IVFPQ-FastScan-Refine performance and parameters setting
zeke-cheung opened this issue · 1 comments
Summary
Platform
OS:
Faiss version:
Installed from:
Faiss compilation options:
Running on:
- CPU
Interface:
- Python
Reproduction instructions
import faiss
from faiss.contrib.evaluation import knn_intersection_measure
from faiss.contrib import datasets
ds = datasets.SyntheticDataset(64, 5000, 10000, 1000)
d = 64 # dimension
m = 8 # 8 specifies that the number of sub-vector is 8
k = 4 # number of dimension in etracted vector
n_bit = 4 # 4 specifies that each sub-vector is encoded as 4 bits
bbs = 32 # build block size ( bbs % 32 == 0 ) for PQ
nlist = 50
quantizer = faiss.IndexFlatL2(d) # this remains the same
index = faiss.IndexIVFPQFastScan(quantizer, d, nlist, m, n_bit, faiss.METRIC_L2, bbs)
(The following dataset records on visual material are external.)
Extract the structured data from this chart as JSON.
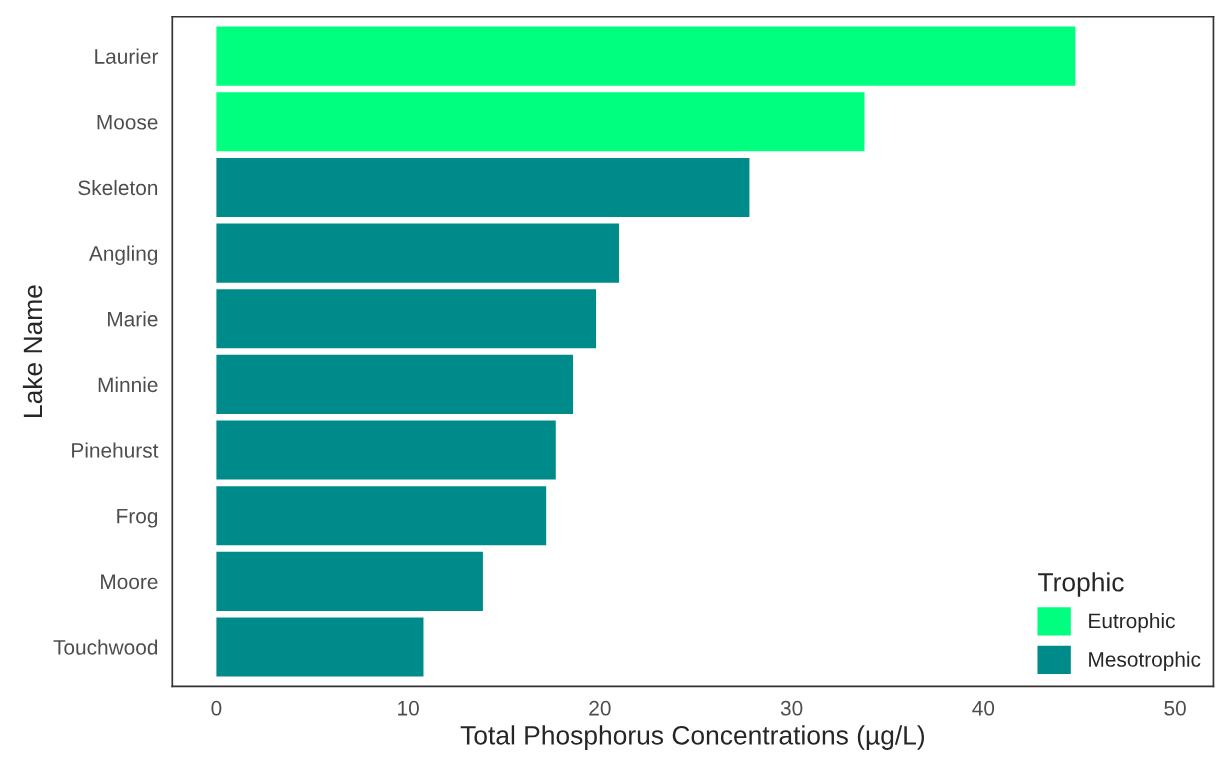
{
  "chart_data": {
    "type": "bar",
    "orientation": "horizontal",
    "xlabel": "Total Phosphorus Concentrations (µg/L)",
    "ylabel": "Lake Name",
    "legend_title": "Trophic",
    "categories": [
      "Laurier",
      "Moose",
      "Skeleton",
      "Angling",
      "Marie",
      "Minnie",
      "Pinehurst",
      "Frog",
      "Moore",
      "Touchwood"
    ],
    "series": [
      {
        "name": "Eutrophic",
        "color": "#00ff7f",
        "values": [
          44.8,
          33.8,
          null,
          null,
          null,
          null,
          null,
          null,
          null,
          null
        ]
      },
      {
        "name": "Mesotrophic",
        "color": "#008b8b",
        "values": [
          null,
          null,
          27.8,
          21.0,
          19.8,
          18.6,
          17.7,
          17.2,
          13.9,
          10.8
        ]
      }
    ],
    "xlim": [
      -2.3,
      52
    ],
    "xticks": [
      0,
      10,
      20,
      30,
      40,
      50
    ],
    "grid": false,
    "legend": "bottom right"
  }
}
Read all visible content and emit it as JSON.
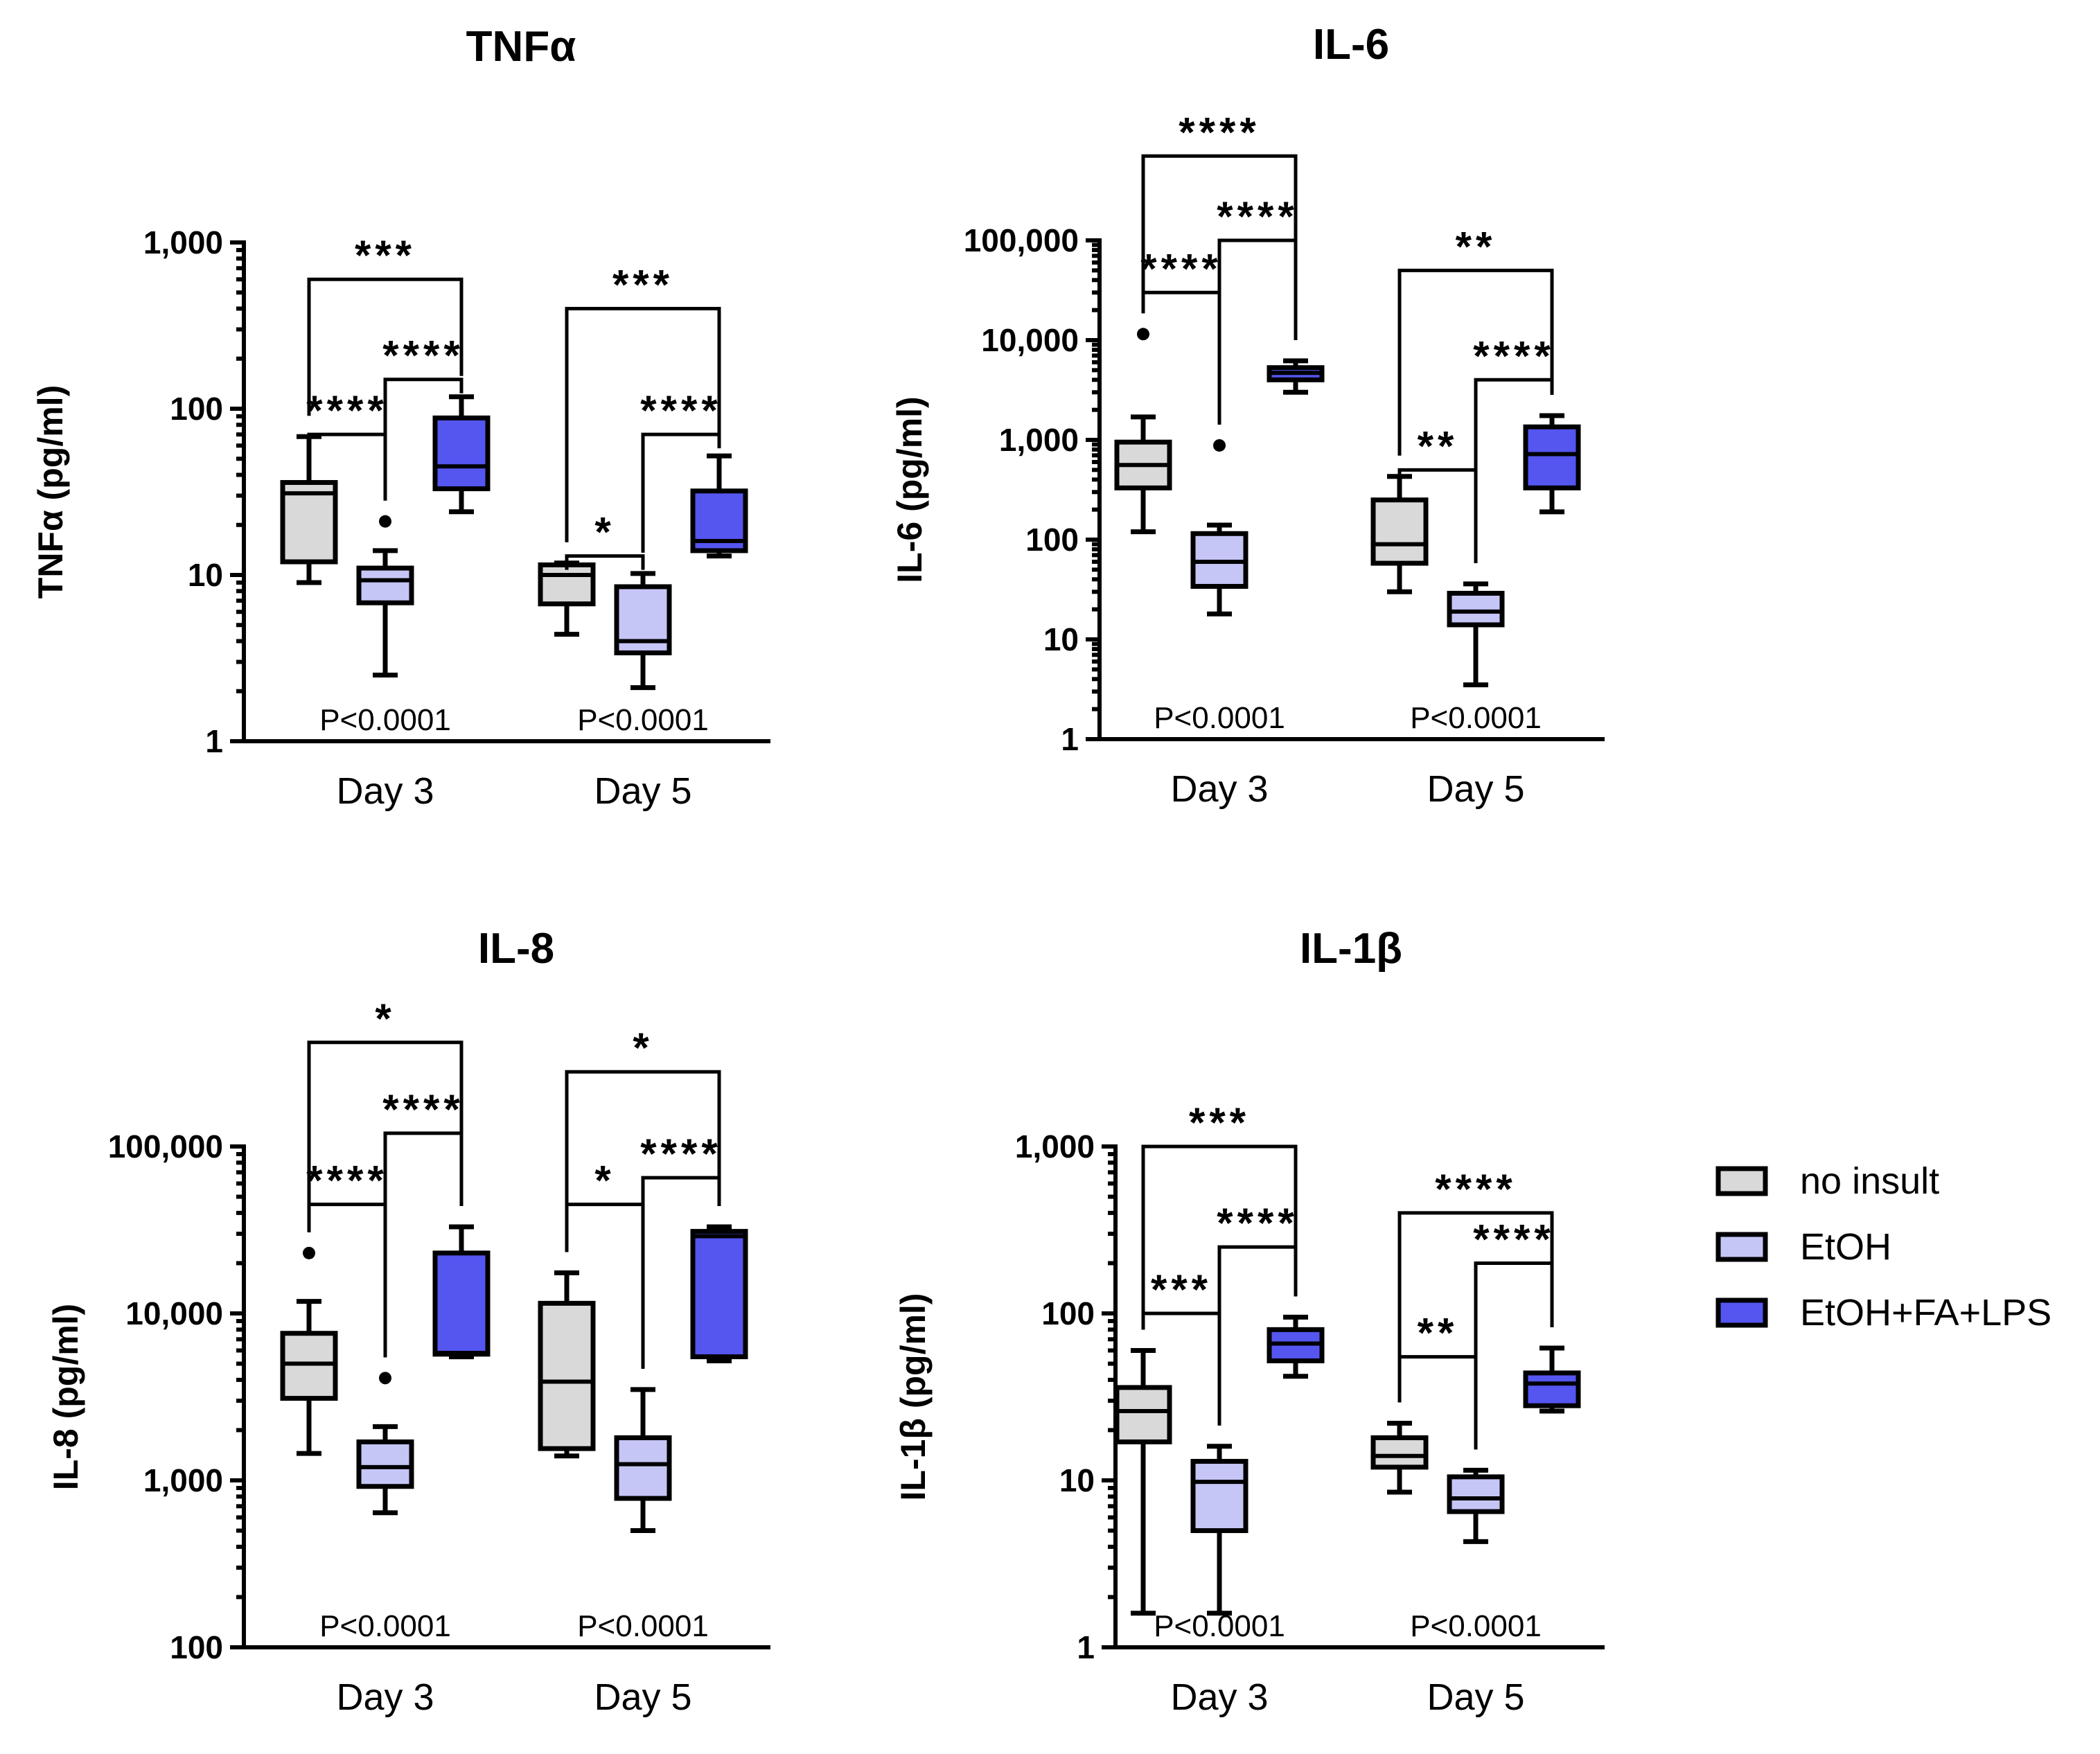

index_refine = faiss.IndexRefineFlat(index)
assert not index_refine.is_trained
index_refine.train(ds.get_train()) # Train vectors data index within mockup database
assert index_refine.is_trained
index_refine.add(ds.get_database())
params = faiss.IndexRefineSearchParameters(k_factor=10)
D, I = index_refine.search(ds.get_queries(), 100, params=params,)
KIM = knn_intersection_measure(I, ds.get_groundtruth())
recall_at_100 = (I[:, :100] == ds.get_groundtruth()[:, :1]).sum() / 1000
print(recall_at_100)
print(I)
print(D)
Hello, I want to implement an index of IVFPQ+fastscan+refine, which is the same algorithm as ann-benchmark. The above script has a recall@100 of 0.38, and I don't know why it's so low. Could you help me, please?
In addition, I also have some minor problems with the parameter setting of IndexIVFPQFastScan. Should the first quantizer parameter simply use the default IndexFlatL2(d)? If I want to modify the quantized sub-space quantity m, can I directly modify it in the parameter of IndexIVFPQFastScan? Or do I need to define a ProductQuantizer instance with proper parameters that I pass in to IndexIVFPQFastScan?
Thank you for your time.
Thank you for providing the sample code!
by default nprobe for ivf is 1
I tried same code with different settings
nprobe = 1, recall = 0.38
nprobe = 2, recall = 0.565
nprobe = 4, recall = 0.729
nprobe = 8, recall = 0.888
Coarse quantizer in IVFPQFastScan is IVF. If you are looking to quantize coarse quantizer (which is IVF in IVFPQFastScan) itself, then you may choose to pass some other quantizer such as IndexHNSWFlat. If you are looking to change params for fine quantizer i.e. PQFS in IVFPQFastScan, then you can change that parameters in IndexIVFPQFastScan.
Let me know if this doesn't answer your question.